A surge in private sector payroll data raised hopes of a pleasant surprise when the US Labor Department publishes its November job creation and unemployment numbers on Friday.
But with 13.9 million Americans still jobless more than two years after the end of the recession, even the most optimistic forecasts do not foresee a big enough hiring surge to substantially reduce the 9.0 percent unemployment rate.
On Wednesday payrolls firm ADP reported that businesses boosted hiring in the past month to their highest level in nearly a year, adding a net 206,000 jobs, much better than anticipated.
That was twice the average monthly gain since May, and coupled with an 18 percent upward revision of October's figure to 130,000, painted a picture of a jobs market significantly better than feared.
Small companies, those with less than 49 workers, contributed the lion's share of new jobs, mainly in services, but the gains were across the board, according to ADP.
The news added to the brio on Wall Street, where markets shot up more than four percent in the day driven by news that central banks would work together to ensure dollar liquidity to Europe's threatened commercial banks.
"If sustained, this would put the recovery on firmer ground and push the risk of another recession lower," said Ryan Sweet at Moody's Analytics of the ADP numbers.
But, with the jobless rate the focal issue in the US presidential election battle just revving up, other analysts cautioned that there was not enough evidence, even in the ADP report, and even in buoyant consumer spending figures, that the economy had caught fire.
Most analysts expect the Friday data will show that the economy generated a net 123,000 jobs in November: 141,000 from the private sector offset by a net 18,000 layoffs in the public sector.

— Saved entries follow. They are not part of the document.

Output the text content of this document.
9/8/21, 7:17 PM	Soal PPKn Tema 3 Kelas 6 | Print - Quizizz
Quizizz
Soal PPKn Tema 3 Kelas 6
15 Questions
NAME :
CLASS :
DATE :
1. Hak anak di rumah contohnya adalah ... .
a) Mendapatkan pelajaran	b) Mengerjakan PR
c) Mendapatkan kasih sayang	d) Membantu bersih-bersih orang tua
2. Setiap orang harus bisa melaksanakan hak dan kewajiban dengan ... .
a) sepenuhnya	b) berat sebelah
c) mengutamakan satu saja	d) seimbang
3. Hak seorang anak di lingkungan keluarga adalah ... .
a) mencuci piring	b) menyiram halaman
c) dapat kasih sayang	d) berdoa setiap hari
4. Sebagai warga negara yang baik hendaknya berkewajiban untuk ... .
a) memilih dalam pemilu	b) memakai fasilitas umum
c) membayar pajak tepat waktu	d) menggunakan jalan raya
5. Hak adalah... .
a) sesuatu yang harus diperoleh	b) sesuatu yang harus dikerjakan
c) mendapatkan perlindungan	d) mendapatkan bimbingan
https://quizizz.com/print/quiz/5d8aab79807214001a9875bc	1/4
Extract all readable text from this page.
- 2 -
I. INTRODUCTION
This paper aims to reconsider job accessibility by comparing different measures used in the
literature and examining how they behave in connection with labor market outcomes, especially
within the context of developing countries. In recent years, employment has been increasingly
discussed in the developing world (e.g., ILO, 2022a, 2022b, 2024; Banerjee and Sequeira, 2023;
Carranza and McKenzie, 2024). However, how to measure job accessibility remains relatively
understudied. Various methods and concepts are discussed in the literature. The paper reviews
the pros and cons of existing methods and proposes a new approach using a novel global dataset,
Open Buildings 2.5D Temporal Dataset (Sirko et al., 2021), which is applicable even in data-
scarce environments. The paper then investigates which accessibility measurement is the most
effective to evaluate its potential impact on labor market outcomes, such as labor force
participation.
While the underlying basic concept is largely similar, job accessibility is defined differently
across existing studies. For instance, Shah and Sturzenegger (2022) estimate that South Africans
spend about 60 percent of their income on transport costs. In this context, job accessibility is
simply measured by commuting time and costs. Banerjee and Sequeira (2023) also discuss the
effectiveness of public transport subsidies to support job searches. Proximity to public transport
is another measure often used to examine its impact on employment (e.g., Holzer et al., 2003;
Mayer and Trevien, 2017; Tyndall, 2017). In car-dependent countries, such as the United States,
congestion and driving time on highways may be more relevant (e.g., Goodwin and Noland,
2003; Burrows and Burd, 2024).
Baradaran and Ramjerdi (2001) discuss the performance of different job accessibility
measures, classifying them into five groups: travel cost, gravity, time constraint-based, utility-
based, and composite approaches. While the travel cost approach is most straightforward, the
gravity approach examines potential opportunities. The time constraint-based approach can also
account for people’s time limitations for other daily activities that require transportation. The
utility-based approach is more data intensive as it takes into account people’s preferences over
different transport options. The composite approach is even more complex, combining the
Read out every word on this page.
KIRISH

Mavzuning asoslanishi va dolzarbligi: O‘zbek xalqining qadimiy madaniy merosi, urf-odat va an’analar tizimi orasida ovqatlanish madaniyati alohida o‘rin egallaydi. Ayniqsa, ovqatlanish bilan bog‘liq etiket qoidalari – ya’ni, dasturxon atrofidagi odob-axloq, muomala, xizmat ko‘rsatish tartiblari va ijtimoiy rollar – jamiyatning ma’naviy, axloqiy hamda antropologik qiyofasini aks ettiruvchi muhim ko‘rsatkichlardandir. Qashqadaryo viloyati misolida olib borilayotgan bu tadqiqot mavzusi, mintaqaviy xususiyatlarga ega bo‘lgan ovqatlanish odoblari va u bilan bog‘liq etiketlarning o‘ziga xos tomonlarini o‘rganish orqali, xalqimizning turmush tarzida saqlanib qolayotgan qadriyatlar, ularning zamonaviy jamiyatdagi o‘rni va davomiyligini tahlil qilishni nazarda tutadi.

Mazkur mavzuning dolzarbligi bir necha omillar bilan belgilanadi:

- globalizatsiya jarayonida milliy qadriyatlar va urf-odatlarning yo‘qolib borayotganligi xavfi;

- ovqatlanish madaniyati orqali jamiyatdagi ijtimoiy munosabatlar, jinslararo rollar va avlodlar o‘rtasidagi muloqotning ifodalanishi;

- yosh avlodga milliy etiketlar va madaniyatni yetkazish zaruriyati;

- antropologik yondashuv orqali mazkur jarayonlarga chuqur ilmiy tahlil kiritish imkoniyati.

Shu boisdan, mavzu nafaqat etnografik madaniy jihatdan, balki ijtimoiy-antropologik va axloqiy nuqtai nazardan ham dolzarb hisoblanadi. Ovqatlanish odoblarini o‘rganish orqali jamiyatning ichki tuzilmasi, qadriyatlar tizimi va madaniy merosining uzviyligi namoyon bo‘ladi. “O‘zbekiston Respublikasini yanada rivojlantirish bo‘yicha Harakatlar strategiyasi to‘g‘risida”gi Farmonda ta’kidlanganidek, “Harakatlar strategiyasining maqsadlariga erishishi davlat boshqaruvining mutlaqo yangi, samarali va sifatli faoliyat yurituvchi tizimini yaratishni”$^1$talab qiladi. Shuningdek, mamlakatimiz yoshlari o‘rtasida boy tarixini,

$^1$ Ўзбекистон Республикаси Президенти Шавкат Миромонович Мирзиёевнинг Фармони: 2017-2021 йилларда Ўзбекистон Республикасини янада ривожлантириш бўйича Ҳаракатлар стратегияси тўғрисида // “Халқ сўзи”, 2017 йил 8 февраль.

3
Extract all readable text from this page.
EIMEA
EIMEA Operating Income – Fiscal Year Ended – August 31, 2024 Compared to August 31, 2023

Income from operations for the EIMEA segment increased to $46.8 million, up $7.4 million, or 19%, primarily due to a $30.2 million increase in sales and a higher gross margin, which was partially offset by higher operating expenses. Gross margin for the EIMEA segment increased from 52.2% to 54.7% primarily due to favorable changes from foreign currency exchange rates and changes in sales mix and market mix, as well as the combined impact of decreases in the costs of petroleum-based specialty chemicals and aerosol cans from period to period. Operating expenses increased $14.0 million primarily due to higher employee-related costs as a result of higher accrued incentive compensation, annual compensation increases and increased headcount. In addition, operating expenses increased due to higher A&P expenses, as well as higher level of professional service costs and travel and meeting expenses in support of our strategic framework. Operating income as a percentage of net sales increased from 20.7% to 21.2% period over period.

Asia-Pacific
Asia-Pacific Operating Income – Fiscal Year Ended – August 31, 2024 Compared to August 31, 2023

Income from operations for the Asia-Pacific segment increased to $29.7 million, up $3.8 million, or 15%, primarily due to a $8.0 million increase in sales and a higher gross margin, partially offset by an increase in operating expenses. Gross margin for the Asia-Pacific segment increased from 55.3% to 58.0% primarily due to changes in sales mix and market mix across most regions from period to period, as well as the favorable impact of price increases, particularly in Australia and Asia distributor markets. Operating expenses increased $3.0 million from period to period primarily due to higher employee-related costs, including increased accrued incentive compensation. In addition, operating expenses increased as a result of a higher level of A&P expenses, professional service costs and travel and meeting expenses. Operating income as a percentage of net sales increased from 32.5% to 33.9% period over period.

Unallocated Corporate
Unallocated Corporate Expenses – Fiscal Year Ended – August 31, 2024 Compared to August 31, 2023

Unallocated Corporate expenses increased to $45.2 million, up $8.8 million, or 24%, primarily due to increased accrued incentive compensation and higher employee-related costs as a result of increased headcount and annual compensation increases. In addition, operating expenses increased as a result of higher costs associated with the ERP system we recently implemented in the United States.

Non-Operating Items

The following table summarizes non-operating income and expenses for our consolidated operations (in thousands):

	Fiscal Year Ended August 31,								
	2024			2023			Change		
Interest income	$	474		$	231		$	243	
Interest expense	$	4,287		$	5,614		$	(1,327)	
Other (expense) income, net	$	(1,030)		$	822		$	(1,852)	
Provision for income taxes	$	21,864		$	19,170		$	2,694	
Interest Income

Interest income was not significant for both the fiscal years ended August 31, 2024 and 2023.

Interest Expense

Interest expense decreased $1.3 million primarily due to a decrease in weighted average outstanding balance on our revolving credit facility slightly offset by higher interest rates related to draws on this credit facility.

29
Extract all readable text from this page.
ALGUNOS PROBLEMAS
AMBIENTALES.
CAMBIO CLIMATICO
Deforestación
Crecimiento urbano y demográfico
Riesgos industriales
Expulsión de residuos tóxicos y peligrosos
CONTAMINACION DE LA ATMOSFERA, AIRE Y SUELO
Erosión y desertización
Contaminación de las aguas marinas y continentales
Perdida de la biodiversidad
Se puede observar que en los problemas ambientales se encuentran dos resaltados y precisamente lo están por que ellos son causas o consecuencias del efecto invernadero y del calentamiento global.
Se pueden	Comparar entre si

That would still be better than October, when the economy created 80,000 jobs in October.
But it is barely enough to meet the constant increase in the working-age population, much less erode the overall jobless rate.
The Federal Reserve Wednesday had a less positive view of the jobs market in recent weeks.
In its Beige Book survey of regional economies, the central bank improved its outlook of economic growth -- growth in recent weeks was at a "slow to moderate pace", it said -- a slightly better description that in the mid-October report.
But, across the Fed's 12 regions, "hiring was generally subdued, although some firms with open positions reported difficulty finding qualified applicants," it said.
Ian Shepherdson at High Frequency Economics cautioned that a seasonal anomaly skews the November ADP data.
"This looks great but there is a catch: A seasonal adjustment quirk typically -- six of the past seven years -- generates November ADP readings well above the underlying trend," he said.
In 2010 and 2011, he said, the ADP jobs figure ran an average of 64,000 above the prior three-month average.
"So applying the same margin today suggests the 'real' November ADP number was 140,000."
"The danger now is that the big headline ramps up expectations for Friday and disappointment ensues," Shepherdson said.
High Frequency Economics is forecasting net November jobs growth of 125,000 on Friday.